Natty PB is good when added to oatmeal IMO, which would give you some healthy fats.

Pre-workout you could have your protien shake and just dump some oats in with the shake, or have a couple of pieces of ww bread before working out.

Cottage cheese is good before bed. Will give you some slow digesting protien before going to sleep.

A post-workout shake with some protien and simple carbs.

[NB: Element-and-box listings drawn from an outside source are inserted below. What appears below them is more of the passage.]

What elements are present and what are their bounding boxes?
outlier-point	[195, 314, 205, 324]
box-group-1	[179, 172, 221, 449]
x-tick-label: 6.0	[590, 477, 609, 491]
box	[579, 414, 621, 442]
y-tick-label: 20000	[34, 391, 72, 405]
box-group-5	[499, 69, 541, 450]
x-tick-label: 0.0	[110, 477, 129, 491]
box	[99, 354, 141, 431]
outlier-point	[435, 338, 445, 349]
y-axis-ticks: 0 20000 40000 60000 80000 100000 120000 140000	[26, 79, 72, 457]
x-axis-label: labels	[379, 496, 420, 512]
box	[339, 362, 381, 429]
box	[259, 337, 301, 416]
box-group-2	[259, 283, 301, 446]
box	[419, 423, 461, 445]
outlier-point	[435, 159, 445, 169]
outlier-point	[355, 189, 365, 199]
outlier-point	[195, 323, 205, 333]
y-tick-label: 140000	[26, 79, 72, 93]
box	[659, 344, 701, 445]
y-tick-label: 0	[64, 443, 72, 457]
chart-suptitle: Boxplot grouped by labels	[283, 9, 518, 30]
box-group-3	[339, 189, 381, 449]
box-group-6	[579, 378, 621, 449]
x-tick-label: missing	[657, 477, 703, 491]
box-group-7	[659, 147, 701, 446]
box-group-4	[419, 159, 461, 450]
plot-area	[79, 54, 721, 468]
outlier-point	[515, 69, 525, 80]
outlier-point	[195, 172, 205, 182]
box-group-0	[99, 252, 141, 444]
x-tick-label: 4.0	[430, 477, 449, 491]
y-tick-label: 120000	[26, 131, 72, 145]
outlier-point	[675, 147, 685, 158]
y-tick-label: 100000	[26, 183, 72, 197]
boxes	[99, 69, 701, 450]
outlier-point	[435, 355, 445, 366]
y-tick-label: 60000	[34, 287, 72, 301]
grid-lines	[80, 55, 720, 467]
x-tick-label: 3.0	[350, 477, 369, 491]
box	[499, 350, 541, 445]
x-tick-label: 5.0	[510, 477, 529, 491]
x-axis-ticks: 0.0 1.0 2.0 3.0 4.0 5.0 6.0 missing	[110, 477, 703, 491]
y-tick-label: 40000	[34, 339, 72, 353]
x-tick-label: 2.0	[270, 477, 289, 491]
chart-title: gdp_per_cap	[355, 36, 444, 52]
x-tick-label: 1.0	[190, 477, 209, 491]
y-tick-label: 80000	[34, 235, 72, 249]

Surely there is at least one vegetable that you like. Most everyone I know likes green beans which is a start. These are just a few ideas off the top of my head hope they can be of help. Good luck with the bf loss.

NateDogg
11-30-2002, 03:04 PM
Those are great suggestions. As for a monitor. If you can afford one, they are great. My parents swear by them and often wear them even when not training. If you can not afford one, a crude way to keep yourself in check is that if you can not talk normally, or close to it, while doing cardio, back off a little.

Paul Stagg
11-30-2002, 03:04 PM
His advice looks spot on to me.

the doc
12-03-2002, 05:51 PM
good advice from that guy

a couple of things you said are somewhat contradictory
"My goal is to lower body fat and not to add major size as most of you guys are here"
"BTW, I am at my target weight so I don't want to lose any weight"

so you will need to either drop some weight (ie fat) or train more intensely (to increase lean body mass)

I would myself be doing the latter, and since you're a woman then there is no worry about "getting to big" since women cant really get big without the help of androgens

Jgirl
12-03-2002, 06:03 PM
Let me try to explain.....I don't mind if I lose weight or gain a few, however weight lose/gain is not the focal point my goal. The nutrition guy is used to individuals coming in an wanting to lose 10-20 pounds. I have trouble losing weight anyways. I keep losing inches, but only lost 3 pounds in 9 weeks, which is a good thing so I am not complaining. I know that I really can't gain size, and I wanted to make it clear that I am not "bulking" or using the wannabe guides. I just thought the info he gave me was interesting and wanted to get others opinions. Hope you guys understand, sorry about that.